Practice in Your Mind
Q. Not long ago I read something about how you learned to practice the vibraharp in your mind when you didn’t have access to the actual instrument. I think you called it ‘virtual rehearsal.’ At first I thought this idea was ridiculous. (You don’t even want to know a few of the comments I made.) Well, I’ve since changed my mind. I teach piano and two of my little students have no piano in their home. They are able to practice on their grandmother’s piano—but not every day. I decided to give this idea a try. I mean, it couldn’t hurt, right? Although I was not sure it could help, either. I told these little piano students to practice at home in their minds (with their open music books) on the days when they are unable to practice on their grandmother's piano. They were, of course, almost as astounded by this instruction as I was by the concept. Guess what has happened? They have discovered that “virtual rehearsal” works and are making progress by leaps and bounds. Naturally, I am so pleased . . . and grateful.
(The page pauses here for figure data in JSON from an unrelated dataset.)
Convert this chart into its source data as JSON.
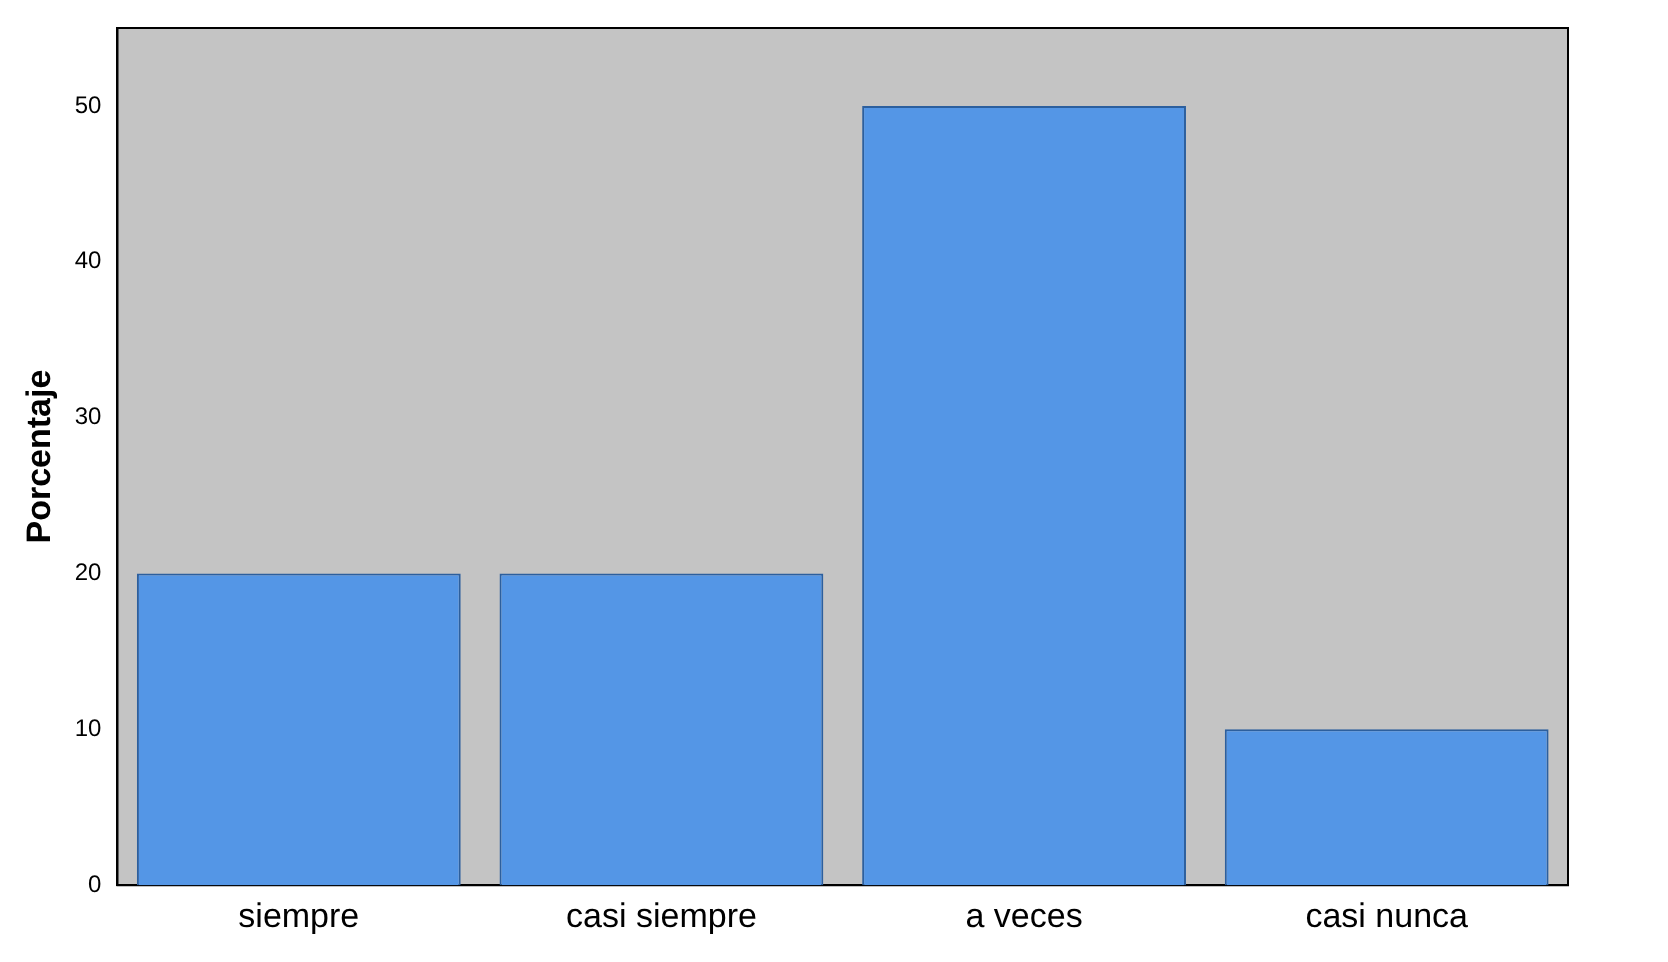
{
  "chart_data": {
    "type": "bar",
    "ylabel": "Porcentaje",
    "categories": [
      "siempre",
      "casi siempre",
      "a veces",
      "casi nunca"
    ],
    "values": [
      20,
      20,
      50,
      10
    ],
    "color": "#5496e6",
    "ylim": [
      0,
      55
    ],
    "yticks": [
      0,
      10,
      20,
      30,
      40,
      50
    ],
    "grid": false,
    "legend": false
  }
}
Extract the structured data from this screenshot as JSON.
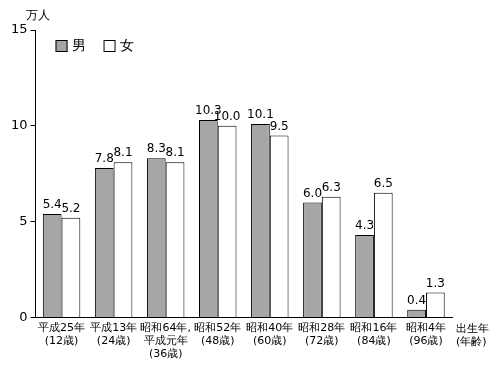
{
  "chart_data": {
    "type": "bar",
    "y_label": "万人",
    "x_label": "出生年\n(年齢)",
    "categories": [
      "平成25年\n(12歳)",
      "平成13年\n(24歳)",
      "昭和64年,\n平成元年\n(36歳)",
      "昭和52年\n(48歳)",
      "昭和40年\n(60歳)",
      "昭和28年\n(72歳)",
      "昭和16年\n(84歳)",
      "昭和4年\n(96歳)"
    ],
    "series": [
      {
        "name": "男",
        "color": "#a6a6a6",
        "values": [
          5.4,
          7.8,
          8.3,
          10.3,
          10.1,
          6.0,
          4.3,
          0.4
        ],
        "value_labels": [
          "5.4",
          "7.8",
          "8.3",
          "10.3",
          "10.1",
          "6.0",
          "4.3",
          "0.4"
        ]
      },
      {
        "name": "女",
        "color": "#ffffff",
        "values": [
          5.2,
          8.1,
          8.1,
          10.0,
          9.5,
          6.3,
          6.5,
          1.3
        ],
        "value_labels": [
          "5.2",
          "8.1",
          "8.1",
          "10.0",
          "9.5",
          "6.3",
          "6.5",
          "1.3"
        ]
      }
    ],
    "ylim": [
      0,
      15
    ],
    "yticks": [
      0,
      5,
      10,
      15
    ],
    "grid": false,
    "legend": "upper left",
    "data_labels": true
  }
}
You also said once that “What you don’t know you don’t even know can limit your options and sometimes cause you a great deal of trouble.” This ‘virtual rehearsal’ experience was a great object lesson to me and has encouraged me to be more open minded. Again, as you said, “No one can know everything.” What do you think made my brain so ready to brush off this information?
A. Thank you for sharing this success story. According to some studies, many people operate on the ideas and beliefs they absorbed by the age of five, often subconsciously. For example, when I was a little girl I was told in history class that Galileo ran afoul of the local religious establishment because he believed the world was round, not flat. That little ‘fact’ has been lodged in my brain all this time. It turns out that Galileo did run afoul but for a different reason: he proposed that the earth revolved around the sun and that ran contrary to the belief system of the day. You only know what you know and the only brain you know if your own, filled with its own beliefs. That’s what is so exciting about brain-function research! Sometimes emerging research conclusions run contrary to what you have believed or assumed. When practically applied, however, brain-function information does work, sometimes amazingly well. Most people have little concept of how they could cooperate with their brains and minds (yes, they are separate entities) to be more successful. And in case you are wondering how the brain and mind differ, scientists seem to be clear that somehow the brain creates the mind or the mind creates the brain, but exactly how that happens is an ongoing puzzle. (I wonder if both occurred simultaneously.) Either way, they appear to be able to influence each other. Amazing. One of the best metaphors I’ve heard compares this phenomenon to traffic. Vehicles create traffic. In turn, traffic can constrain and impede movement of the vehicles. Hmmm.